Department of Women's and Children's Health, Uppsala University, 753 09 Uppsala, Sweden.
Clinical Epidemiology Division, Department of Medicine Solna, Karolinska Institutet, 171 77 Stockholm, Sweden.
Eur J Prev Cardiol. 2022 Nov 8;29(15):2017-2026. doi: 10.1093/eurjpc/zwac133.
We compared the incidence of cardiovascular disease (CVD) in transgender participants with a diagnosis of gender dysphoria (GD) with and without gender-affirming hormone therapy (GAHT) to the incidence observed in the general population.
The population-based cohort included all individuals >10 years in Sweden linked to Swedish nationwide healthcare Registers (2006-16). Two comparator groups without GD/GAHT were matched (1:10) on age, county of residence, and on male and female birth-assigned sex, respectively. Cox proportional models provided hazard ratios (HRs) and 95% confidence intervals (CI) for CVD outcomes. Among 1779 transgender individuals [48% birth-assigned males (AMAB), 52% birth-assigned females (AFAB)], 18 developed CVD, most of which were conduction disorders.
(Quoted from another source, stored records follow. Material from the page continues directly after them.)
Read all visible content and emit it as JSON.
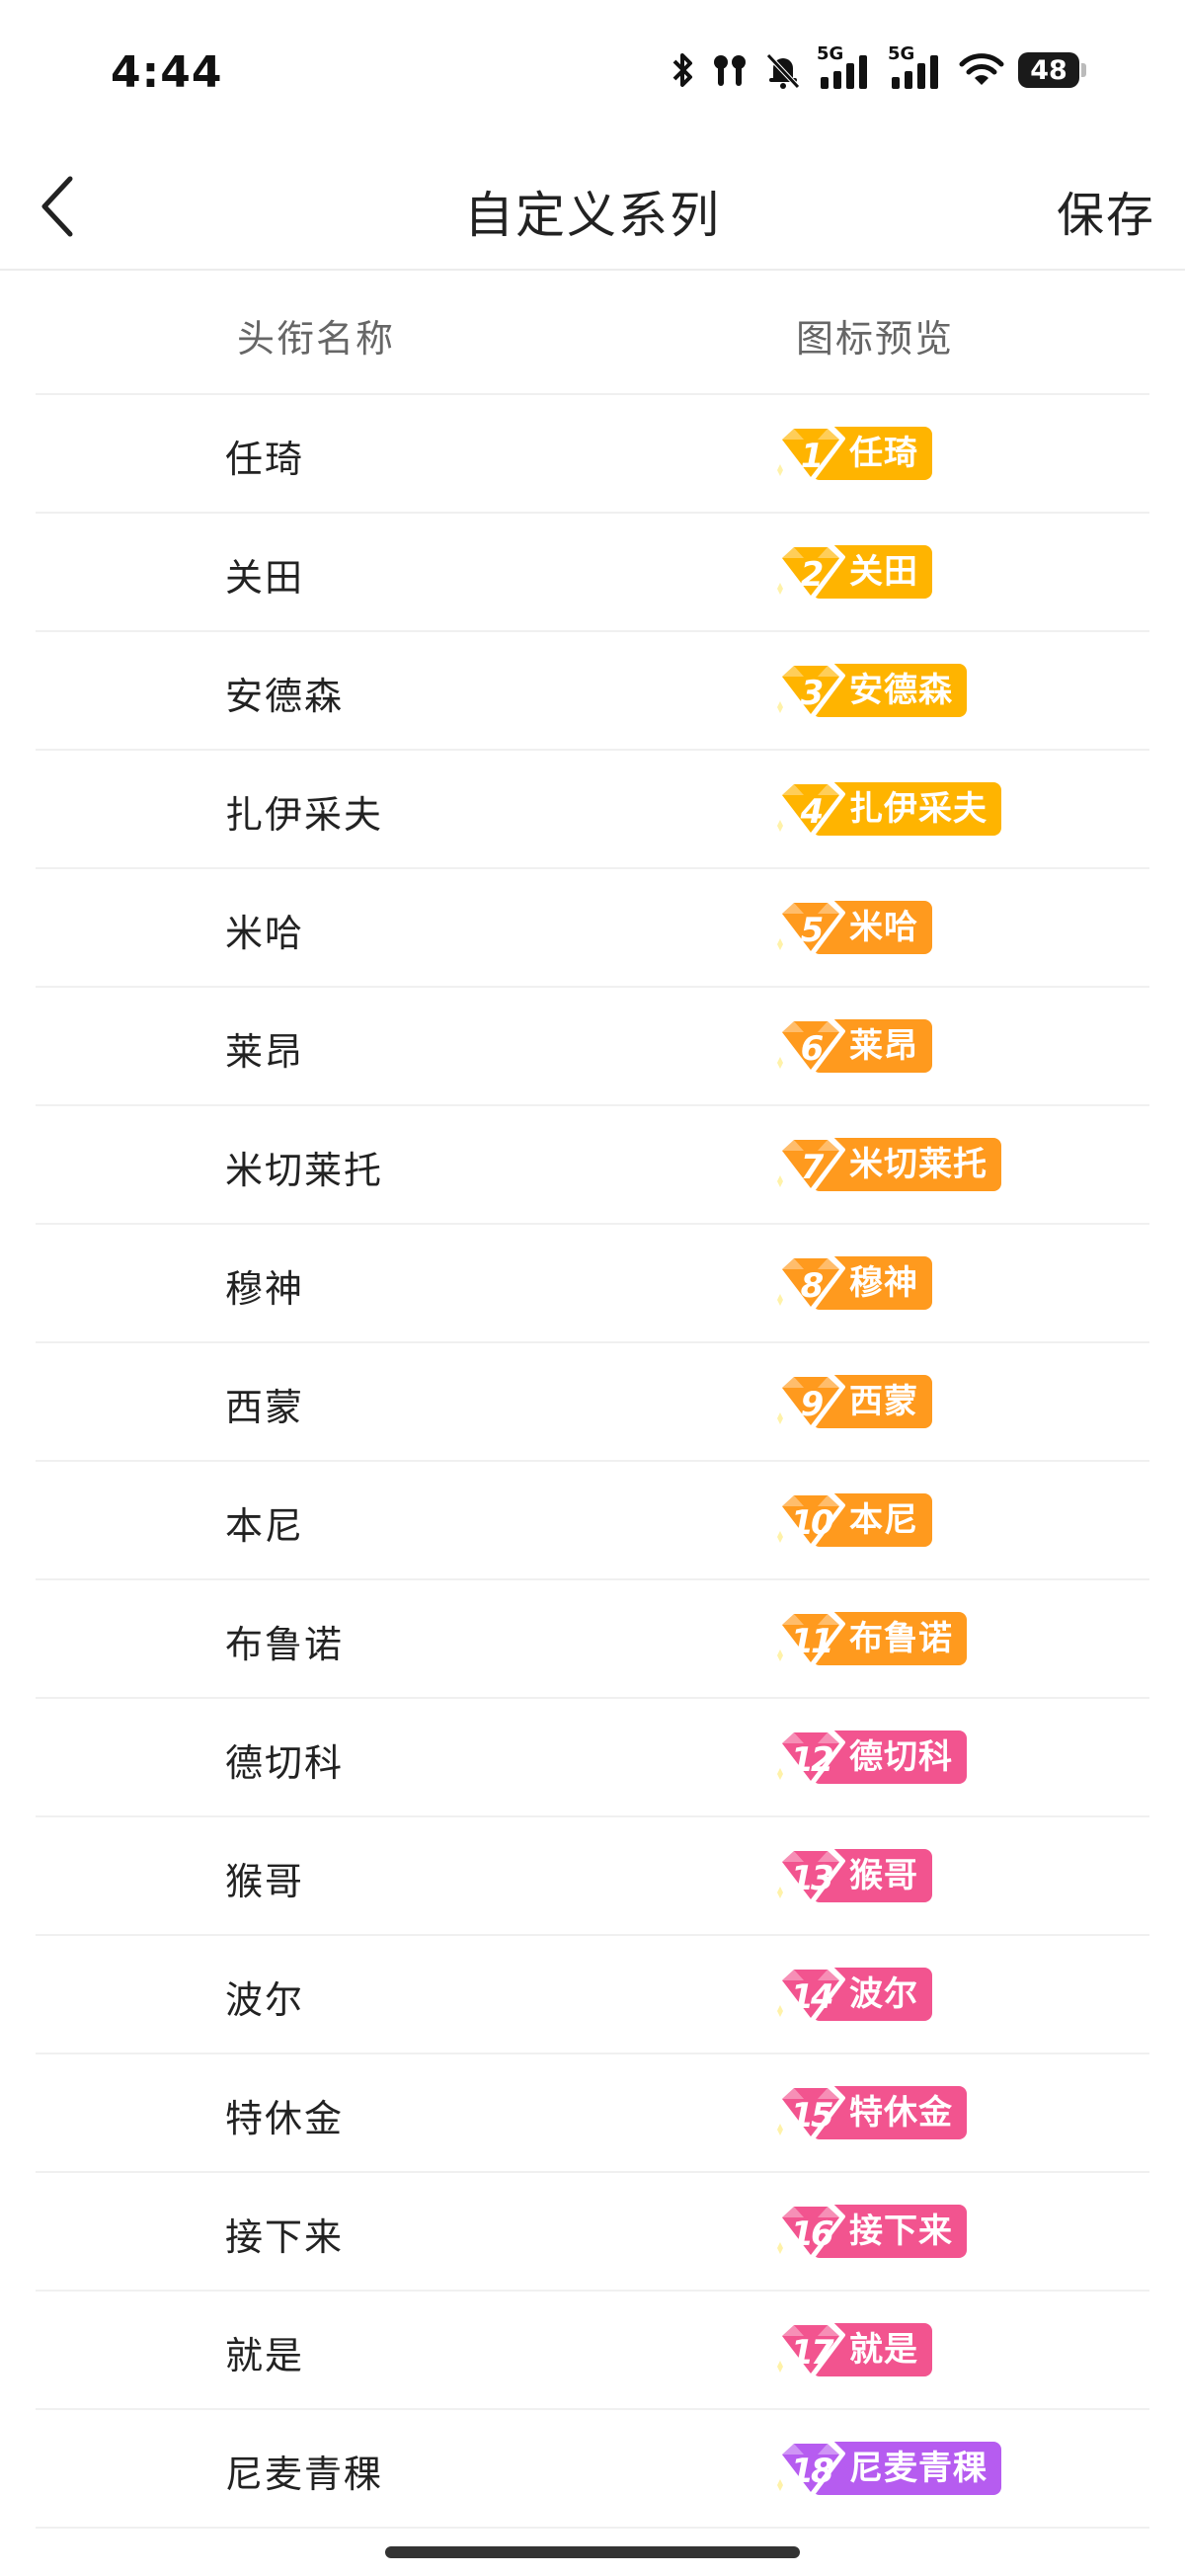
{
  "status": {
    "time": "4:44",
    "network1": "5G",
    "network2": "5G",
    "battery": "48"
  },
  "nav": {
    "title": "自定义系列",
    "save": "保存"
  },
  "table": {
    "header_name": "头衔名称",
    "header_preview": "图标预览"
  },
  "rows": [
    {
      "name": "任琦",
      "badge": "任琦",
      "level": "1",
      "color": "#FFB400"
    },
    {
      "name": "关田",
      "badge": "关田",
      "level": "2",
      "color": "#FFB400"
    },
    {
      "name": "安德森",
      "badge": "安德森",
      "level": "3",
      "color": "#FFB400"
    },
    {
      "name": "扎伊采夫",
      "badge": "扎伊采夫",
      "level": "4",
      "color": "#FFB400"
    },
    {
      "name": "米哈",
      "badge": "米哈",
      "level": "5",
      "color": "#FF9A1E"
    },
    {
      "name": "莱昂",
      "badge": "莱昂",
      "level": "6",
      "color": "#FF9A1E"
    },
    {
      "name": "米切莱托",
      "badge": "米切莱托",
      "level": "7",
      "color": "#FF9A1E"
    },
    {
      "name": "穆神",
      "badge": "穆神",
      "level": "8",
      "color": "#FF9A1E"
    },
    {
      "name": "西蒙",
      "badge": "西蒙",
      "level": "9",
      "color": "#FF9A1E"
    },
    {
      "name": "本尼",
      "badge": "本尼",
      "level": "10",
      "color": "#FF9A1E"
    },
    {
      "name": "布鲁诺",
      "badge": "布鲁诺",
      "level": "11",
      "color": "#FF9A1E"
    },
    {
      "name": "德切科",
      "badge": "德切科",
      "level": "12",
      "color": "#F2548F"
    },
    {
      "name": "猴哥",
      "badge": "猴哥",
      "level": "13",
      "color": "#F2548F"
    },
    {
      "name": "波尔",
      "badge": "波尔",
      "level": "14",
      "color": "#F2548F"
    },
    {
      "name": "特休金",
      "badge": "特休金",
      "level": "15",
      "color": "#F2548F"
    },
    {
      "name": "接下来",
      "badge": "接下来",
      "level": "16",
      "color": "#F2548F"
    },
    {
      "name": "就是",
      "badge": "就是",
      "level": "17",
      "color": "#F2548F"
    },
    {
      "name": "尼麦青稞",
      "badge": "尼麦青稞",
      "level": "18",
      "color": "#B65CF0"
    }
  ]
}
The incidence of CVD for AFAB individuals with GD was 3.7 per 1000 person-years (95% CI: 1.4-10.0). Assigned male at birth individuals with GD had an incidence of CVD event of 7.1 per 1000 person-years (95% CI: 4.2-12.0). The risk of CVD event was 2.4 times higher in AMAB individuals (HR: 2.4, 95% CI: 1.3-4.2) compared with cisgender women, and 1.7 higher compared with cisgender men (HR: 1.7, 95% CI: 1.0-2.9). Analysis limited to transgender individuals without GAHT yielded similar results to those with GAHT treatment.
The incidence of CVD among GD/GAHT individuals was low, although increased compared with matched individuals without GD and similar to the incidence among GD/no GAHT individuals, thus not lending support for a causal relationship between treatment and CVD outcomes. Larger studies with longer follow-up are needed to verify these findings, as well as possible effect modification by comorbidity.
我们比较了患有性别认同障碍(GD)和未接受性别肯定激素治疗(GAHT)的跨性别参与者与普通人群中心血管疾病(CVD)的发生率。
该基于人群的队列包括瑞典全国性医疗登记处(2006-16 年)中所有年龄在 10 岁以上的个体。两个没有 GD/GAHT 的对照组分别根据年龄、居住地和男性和女性出生时分配的性别进行 1:10 匹配。Cox 比例风险模型提供了 CVD 结局的风险比(HR)和 95%置信区间(CI)。在 1779 名跨性别者中[48%为出生时分配为男性(AMAB),52%为出生时分配为女性(AFAB)],18 人发生了 CVD,其中大多数为传导障碍。患有 GD 的 AFAB 个体的 CVD 发生率为每 1000 人年 3.7 例(95%CI:1.4-10.0)。患有 GD 的出生时分配为男性的个体 CVD 事件的发生率为每 1000 人年 7.1 例(95%CI:4.2-12.0)。与顺性别女性相比,AMAB 个体发生 CVD 事件的风险高 2.4 倍(HR:2.4,95%CI:1.3-4.2),与顺性别男性相比高 1.7 倍(HR:1.7,95%CI:1.0-2.9)。对未接受 GAHT 的跨性别者进行分析,结果与接受 GAHT 治疗者相似。
GD/GAHT 个体的 CVD 发生率较低,尽管与没有 GD 的匹配个体相比有所增加,但与 GD/无 GAHT 个体的发生率相似,因此不支持治疗与 CVD 结局之间存在因果关系。需要更大规模、随访时间更长的研究来验证这些发现,以及可能的合并症对结果的影响。